Weekly Market Recap


China’s imports of U.S. agricultural products fell 55% in the first five months from a year ago, says the Ministry of Agriculture and Rural Affairs. China imported 32.73b yuan vs 73.2b yuan a year earlier. Shipments were up from other nations including Brazil, Australia and Canada. Imports from Brazil expanded 21%. A meeting between President Trump and President Xi is planned at this week’s G20 summit. Nothing of substance is expected to result as both are expected to present their terms for trade war resolution.


Brazil’s corn export lineup is large as they are on pace for record June exports. AgRural estimates safrinha harvest at 19% complete.

The corn market gapped higher after Monday’s crop conditions report lowered the crop rating to 56% good/excellent from 59% last week. Emergence remains behind the 5 year average of 99%, currently sitting at 89% emerged. Planting was reported at 96% complete.
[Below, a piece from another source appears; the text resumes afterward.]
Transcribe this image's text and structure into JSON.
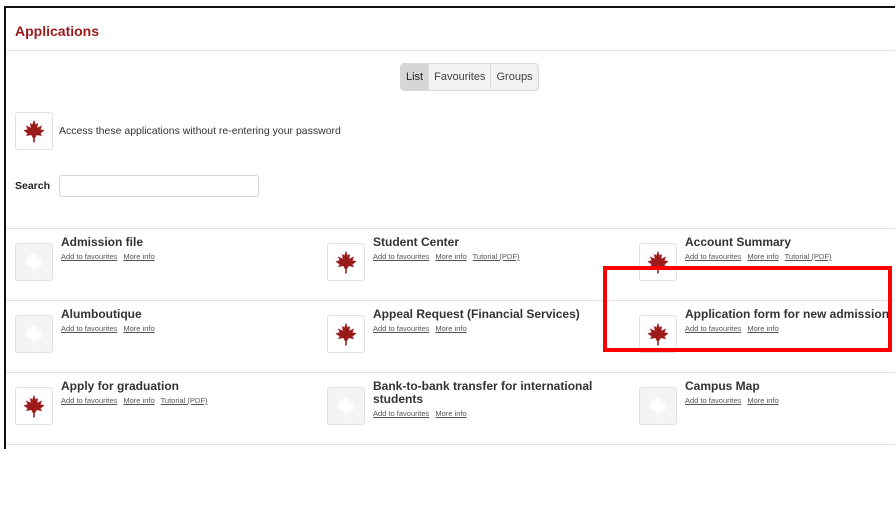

The USDA has said they will allow corn for silage to be planted on prevent plant acres. This changes the dynamics as we can have corn planted for silage that will be considered PP acres, freeing up planted acres to be combined. The quarterly stocks report dropped a bomb on the corn market.  The USDA said that 91.7 million acres of corn were intended to be planted which was well above the average guess of 86.7 and even above the highest guess. Corn stocks of 5.202 billion bushels was on the lower end of expectations, but not a big driver on its own. There was wild price action right at the report release time.  Corn briefly traded 10-15 cents higher, but none of the major new services had the data out.  But in less than a minute corn went from 13 higher to 15 lower before grinding to limit down.  There was a slight price recovery before December corn ended the day 19.5 cents lower. The CFTC report showed that specs continue to pile money in the corn market. Specs have been buyers for 9 straight weeks with a whopping 482,000 contracts bought over that span.


Europe sees a heat wave with record June temperatures from Germany to France. Their wheat crops have been looking good but worries that the rising temps will trim production is supportive. The EU cut their forecast for wheat production from 143.8 million tons to 142.3 million tons. This is up from last year’s production of 128.8 million tons. Wheat exports were left unchanged, with new crop wheat export estimates at 25.5 million tons, and old crop estimates at 21.0 million tons.


US winter wheat crop ratings saw a seasonal slip to 61% good/excellent from 64% last week but remains well above last year’s 37%. Weekend hail across parts of the HRW crop didn’t help. Spring wheat is rated 75% good/excellent. The stocks and acreage report was pretty neutral at face value.  Acreage was spot on expectations at 45.6 million.  Winter wheat acreage came in at 31.8 million vs expectations for 31.6.  Wheat stocks of 1.072 billion were also right in line.  The biggest problem for the wheat market was the corn numbers were so bearish that wheat got pulled down with corn. December Chicago wheat closed 18.25 cents lower on Friday which erased all gains for the week. 


The USDA showed US soybean plantings at 85% complete, well behind the 5 year average of 97%. Crop conditions were pegged at 54% good/excellent, this compares to 73% last year. The acreage report was extremely bullish for soybeans.  The acreage number was only at 80 million. This was almost 4.5 million acres below the estimate and really caught the market off guard. Quarterly stocks were just slightly lower than expectations at 1.79 billion bushels.  But it was the acreage number that propelled the bean market to nice gains of 11 cents on report day. The rally on Friday recovered most of the week’s losses.


China, the world’s top pork consumer, imported a record volume of meat in May in a bid to mitigate the impact of African swine fever as domestic pork prices rebound. China bought 556,276 tons of meat and offal in May, up about 45% from a year earlier, according to official customs data. That brings total imports in the first five months to 2.2 million metric tons, a 23% increase from last year. Cash cattle tried to rebound with higher trade this week. With an improving weather pattern, we are finally seeing retailers pushing beef as a feature. Packers have plenty of room to pay up at margins are still at a very robust $194/head.


It was a strong month in energies. Today was a relatively benign day in energy (with many eyes on the USDA acreage report) until the EU said a mechanism that would allow trade with Iran that circumvents US sanctions was operational. That helped push crude and products lower, perhaps on the premise it could allow for increased Iranian crude shipments. Deep selling subsided and prices recovered somewhat into the weekend. All eyes will be on the G-20 and in particular the meeting between President Trump and President Xi on Saturday to see if progress can be made in the US/China trade dispute. Monday brings the OPEC meeting in Vienna where participants have suggested an extension of the current cut at least, or perhaps even a deeper cut. Volatility could be in high gear Sunday night into Monday across asset classes.